I nodded. “Yeah, I can boot up the laptop and log into the cloud.”

“That’ll be great. Thank you.”

“You got it, Nurse Faye.”

She smiled warmly and touched my shoulder. “She’ll be okay. You’ll both be okay.”

If that was true, then why didn’t I believe her?

Chapter 20 - Robyn

Fever dreams never made sense to me. Why was it that when my brain felt cooked by a fever, it wanted to give me nightmares? It wasn’t like they served a purpose other than to scare me to bits. What made it worse was the way it felt like I was trapped inside a giant puzzle. Nobody could get in, and I couldn’t get out.

Ahead of me was a rustic red horizon with a round white sun and clay dust kicking up in random spots. Standing out from the void sky was a tall structure covered by an old cloth. As I reached for it, the ground beneath my feet began to quake. I took several steps and swatted the air. I should have been able to reach the object by now, but it seemed to stay in place while I moved backward.

But all I wanted to do was moveforward.

My legs ached. The void sky ripped in two, the edges seared like burnt paper. I saw a popcorn ceiling, an old chandelier from the seventies with mustard yellow and firetruck red stained glass, and a set of chain-links to turn on the lights behind the colorful glass.

I blinked. “Sydney?” A door creaked. Soft footfalls reached my ears. “Cliff…?”

“Princess…Oh, Darling…”

I felt his hands first, strong palms rough with callouses from physical labor and roughed up from fighting off Jillian. My eyelids snapped open wide, and I sat up. “Jillian!”

He caught my chest and forced me back. “Hey, easy.”

“I need to see Jillian. Where is she? Did she get hurt?” I grabbed his wrist and dug my nails into his flesh. “Tell me where she is!”

“Hey,easy,” he hissed while peeling my fingers off his wrist. Crescent moons puffed up like dented imprints in raw dough. “Princess, you’ve been poisoned. I need you to drink this.” He held up a small porcelain cup painted the color of a gorgeous beachy sky. “It’ll get rid of the rest, so don’t be surprised if you—”

Blagh.

He exhaled slowly through his nose, nodded, and then reached for something out of view. “Faye said you might throw up.”

“I’m sorry, Cliff.”

“Any other time, I wouldn’t allow you to act like this.
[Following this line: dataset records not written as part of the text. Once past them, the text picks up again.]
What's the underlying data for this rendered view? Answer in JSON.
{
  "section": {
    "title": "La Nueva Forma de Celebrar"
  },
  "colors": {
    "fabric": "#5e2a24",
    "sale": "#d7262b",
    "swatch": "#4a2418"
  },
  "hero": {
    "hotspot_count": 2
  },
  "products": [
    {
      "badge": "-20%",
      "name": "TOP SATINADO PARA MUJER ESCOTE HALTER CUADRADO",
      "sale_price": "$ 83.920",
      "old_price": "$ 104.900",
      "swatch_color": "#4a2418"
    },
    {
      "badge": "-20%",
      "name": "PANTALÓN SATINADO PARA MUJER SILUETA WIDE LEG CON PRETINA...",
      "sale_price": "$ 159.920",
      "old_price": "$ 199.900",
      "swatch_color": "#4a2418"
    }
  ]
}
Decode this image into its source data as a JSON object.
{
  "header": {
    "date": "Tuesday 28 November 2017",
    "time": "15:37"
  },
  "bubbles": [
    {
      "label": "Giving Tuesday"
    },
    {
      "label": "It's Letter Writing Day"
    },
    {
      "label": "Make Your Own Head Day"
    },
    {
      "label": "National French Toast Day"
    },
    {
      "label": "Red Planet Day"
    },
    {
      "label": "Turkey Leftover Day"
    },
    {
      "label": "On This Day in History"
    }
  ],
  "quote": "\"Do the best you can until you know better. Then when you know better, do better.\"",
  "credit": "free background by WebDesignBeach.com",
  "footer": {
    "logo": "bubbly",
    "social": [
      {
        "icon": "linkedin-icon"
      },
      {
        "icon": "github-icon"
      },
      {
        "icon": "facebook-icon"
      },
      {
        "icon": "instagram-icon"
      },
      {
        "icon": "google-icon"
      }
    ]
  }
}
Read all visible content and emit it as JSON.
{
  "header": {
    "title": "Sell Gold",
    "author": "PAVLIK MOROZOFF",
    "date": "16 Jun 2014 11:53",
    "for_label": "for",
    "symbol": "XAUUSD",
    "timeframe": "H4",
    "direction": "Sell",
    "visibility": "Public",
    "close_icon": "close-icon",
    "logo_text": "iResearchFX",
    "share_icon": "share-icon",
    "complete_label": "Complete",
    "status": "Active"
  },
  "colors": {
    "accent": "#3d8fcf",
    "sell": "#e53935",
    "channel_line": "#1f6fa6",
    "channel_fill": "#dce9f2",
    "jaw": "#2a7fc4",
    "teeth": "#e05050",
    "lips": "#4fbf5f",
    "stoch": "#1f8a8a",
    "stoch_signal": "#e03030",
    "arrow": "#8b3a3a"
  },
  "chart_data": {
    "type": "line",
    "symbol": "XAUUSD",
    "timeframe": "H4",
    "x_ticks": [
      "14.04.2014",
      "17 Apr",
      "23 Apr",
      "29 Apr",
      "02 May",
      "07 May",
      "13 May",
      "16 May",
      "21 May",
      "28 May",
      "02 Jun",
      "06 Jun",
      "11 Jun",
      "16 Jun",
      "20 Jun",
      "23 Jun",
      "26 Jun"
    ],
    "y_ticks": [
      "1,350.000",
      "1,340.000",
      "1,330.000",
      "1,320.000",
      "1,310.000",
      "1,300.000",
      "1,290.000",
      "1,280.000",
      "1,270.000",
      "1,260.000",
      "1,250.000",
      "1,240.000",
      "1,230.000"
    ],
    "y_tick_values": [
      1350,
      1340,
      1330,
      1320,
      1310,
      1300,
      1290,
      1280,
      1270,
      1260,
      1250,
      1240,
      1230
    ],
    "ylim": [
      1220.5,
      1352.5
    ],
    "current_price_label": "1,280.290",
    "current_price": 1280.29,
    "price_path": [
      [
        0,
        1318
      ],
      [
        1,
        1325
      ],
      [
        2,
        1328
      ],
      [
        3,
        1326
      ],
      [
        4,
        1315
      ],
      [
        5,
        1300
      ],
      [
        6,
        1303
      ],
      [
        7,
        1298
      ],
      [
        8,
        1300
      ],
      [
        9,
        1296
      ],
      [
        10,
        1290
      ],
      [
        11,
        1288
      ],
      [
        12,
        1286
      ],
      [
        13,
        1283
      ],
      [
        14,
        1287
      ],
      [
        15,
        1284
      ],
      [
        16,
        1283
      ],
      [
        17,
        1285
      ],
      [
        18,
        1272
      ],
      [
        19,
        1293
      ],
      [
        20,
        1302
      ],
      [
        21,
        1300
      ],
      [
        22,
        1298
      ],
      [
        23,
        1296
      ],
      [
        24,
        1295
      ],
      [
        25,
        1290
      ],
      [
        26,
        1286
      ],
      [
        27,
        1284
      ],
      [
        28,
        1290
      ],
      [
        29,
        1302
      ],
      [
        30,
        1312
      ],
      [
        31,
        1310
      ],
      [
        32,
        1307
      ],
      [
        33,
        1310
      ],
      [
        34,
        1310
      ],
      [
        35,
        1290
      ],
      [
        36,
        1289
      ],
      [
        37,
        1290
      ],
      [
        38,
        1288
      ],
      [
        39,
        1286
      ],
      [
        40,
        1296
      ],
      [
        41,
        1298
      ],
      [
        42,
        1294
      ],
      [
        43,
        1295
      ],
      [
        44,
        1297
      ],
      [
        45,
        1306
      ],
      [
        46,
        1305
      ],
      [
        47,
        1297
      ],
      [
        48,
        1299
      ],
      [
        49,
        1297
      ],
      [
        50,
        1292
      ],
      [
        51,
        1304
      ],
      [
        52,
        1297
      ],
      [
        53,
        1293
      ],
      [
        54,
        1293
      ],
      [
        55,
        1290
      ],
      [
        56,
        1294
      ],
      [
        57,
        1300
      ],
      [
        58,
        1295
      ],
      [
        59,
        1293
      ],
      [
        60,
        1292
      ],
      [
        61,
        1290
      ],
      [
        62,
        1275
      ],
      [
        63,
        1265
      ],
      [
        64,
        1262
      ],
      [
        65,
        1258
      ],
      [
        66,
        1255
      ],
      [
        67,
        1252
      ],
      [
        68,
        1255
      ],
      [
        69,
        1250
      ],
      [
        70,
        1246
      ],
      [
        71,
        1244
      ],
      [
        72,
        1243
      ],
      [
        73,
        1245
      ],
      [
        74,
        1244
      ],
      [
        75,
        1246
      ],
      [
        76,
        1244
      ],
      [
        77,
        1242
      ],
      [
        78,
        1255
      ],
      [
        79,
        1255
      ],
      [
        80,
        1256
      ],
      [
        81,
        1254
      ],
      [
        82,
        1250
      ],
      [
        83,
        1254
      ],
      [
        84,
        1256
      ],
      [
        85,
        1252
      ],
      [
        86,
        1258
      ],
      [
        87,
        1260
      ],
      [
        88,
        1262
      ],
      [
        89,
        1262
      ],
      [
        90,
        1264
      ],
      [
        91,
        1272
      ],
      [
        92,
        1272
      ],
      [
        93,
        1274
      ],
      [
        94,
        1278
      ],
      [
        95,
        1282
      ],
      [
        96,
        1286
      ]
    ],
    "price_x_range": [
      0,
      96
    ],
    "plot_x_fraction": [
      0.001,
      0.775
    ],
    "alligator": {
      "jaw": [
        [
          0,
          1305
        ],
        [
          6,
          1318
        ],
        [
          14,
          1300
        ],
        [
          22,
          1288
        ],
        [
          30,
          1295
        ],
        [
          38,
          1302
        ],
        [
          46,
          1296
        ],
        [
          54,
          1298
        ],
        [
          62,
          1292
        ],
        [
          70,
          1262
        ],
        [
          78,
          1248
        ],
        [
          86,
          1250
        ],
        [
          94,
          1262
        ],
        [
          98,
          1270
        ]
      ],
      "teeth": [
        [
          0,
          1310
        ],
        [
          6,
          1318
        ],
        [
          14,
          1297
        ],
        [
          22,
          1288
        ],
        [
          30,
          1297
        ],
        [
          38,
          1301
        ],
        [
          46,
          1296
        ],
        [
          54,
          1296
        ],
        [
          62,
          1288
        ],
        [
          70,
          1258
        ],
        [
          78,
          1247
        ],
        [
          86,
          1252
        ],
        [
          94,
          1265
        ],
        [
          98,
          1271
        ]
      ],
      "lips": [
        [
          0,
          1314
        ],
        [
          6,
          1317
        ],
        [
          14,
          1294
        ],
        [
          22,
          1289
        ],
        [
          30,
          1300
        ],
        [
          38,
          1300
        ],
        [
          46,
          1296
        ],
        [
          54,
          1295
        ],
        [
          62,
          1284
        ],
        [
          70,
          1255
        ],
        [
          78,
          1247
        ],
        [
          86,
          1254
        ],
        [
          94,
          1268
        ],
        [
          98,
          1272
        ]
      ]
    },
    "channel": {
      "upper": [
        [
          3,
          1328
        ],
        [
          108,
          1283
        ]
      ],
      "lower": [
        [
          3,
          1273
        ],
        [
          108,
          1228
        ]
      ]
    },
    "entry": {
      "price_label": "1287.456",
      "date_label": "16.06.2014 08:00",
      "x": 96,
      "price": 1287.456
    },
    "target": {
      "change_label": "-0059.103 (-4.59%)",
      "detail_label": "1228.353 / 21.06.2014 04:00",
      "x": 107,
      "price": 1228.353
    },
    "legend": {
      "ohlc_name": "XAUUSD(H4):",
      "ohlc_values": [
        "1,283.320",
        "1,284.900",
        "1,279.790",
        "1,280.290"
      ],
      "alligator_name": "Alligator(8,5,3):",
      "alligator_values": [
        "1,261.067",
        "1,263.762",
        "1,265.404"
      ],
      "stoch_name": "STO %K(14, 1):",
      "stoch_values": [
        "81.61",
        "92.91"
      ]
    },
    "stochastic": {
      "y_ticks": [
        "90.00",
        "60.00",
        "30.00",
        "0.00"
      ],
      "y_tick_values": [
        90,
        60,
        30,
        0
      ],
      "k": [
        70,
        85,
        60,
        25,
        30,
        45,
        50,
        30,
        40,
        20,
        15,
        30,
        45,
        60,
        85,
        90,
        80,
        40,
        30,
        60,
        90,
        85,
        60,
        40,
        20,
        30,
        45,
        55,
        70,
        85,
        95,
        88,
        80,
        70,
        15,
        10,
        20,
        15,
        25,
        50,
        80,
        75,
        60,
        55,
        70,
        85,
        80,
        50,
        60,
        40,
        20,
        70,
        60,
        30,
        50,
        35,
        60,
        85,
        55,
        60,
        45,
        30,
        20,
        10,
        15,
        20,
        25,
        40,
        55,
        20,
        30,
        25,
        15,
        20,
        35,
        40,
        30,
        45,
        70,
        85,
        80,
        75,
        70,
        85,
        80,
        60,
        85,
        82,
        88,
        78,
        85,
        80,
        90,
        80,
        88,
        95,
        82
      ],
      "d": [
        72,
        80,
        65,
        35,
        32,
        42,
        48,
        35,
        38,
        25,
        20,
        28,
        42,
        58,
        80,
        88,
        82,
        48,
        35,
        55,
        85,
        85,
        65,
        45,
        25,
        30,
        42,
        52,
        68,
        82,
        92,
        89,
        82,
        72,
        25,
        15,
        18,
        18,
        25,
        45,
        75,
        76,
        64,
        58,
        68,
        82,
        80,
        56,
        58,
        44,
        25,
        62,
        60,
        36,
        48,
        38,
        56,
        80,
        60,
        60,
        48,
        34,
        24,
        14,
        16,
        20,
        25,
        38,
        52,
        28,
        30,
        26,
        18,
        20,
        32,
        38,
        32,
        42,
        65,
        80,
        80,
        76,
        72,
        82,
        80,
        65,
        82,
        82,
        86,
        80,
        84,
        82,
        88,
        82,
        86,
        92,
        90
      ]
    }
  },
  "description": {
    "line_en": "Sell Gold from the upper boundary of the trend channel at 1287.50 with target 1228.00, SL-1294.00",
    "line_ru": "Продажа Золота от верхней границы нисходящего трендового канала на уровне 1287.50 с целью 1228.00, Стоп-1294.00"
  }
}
But right now…” He wiped up the mess on my blouse—which thankfully wasn’t much—and set aside the soiled towel. “Right now, I know you’re coming out of a small coma.”

“I’m sorry.”

He shushed me. “Don’t worry about me. Worry about you.”

“But Sydney…”

“She’s in the kitchen. I didn’t want her to bother you.”

I sat up again. This time, he supported me by placing a hand on the small of my back. “I want to see her.”

He smiled and tapped his boot on the floor twice. Excited huffing raced toward me in the form of my daughter wearing her favorite rabbit pajamas with a pink tutu. Mr. Charles was tucked safely in her arms. And now, she was safely in mine.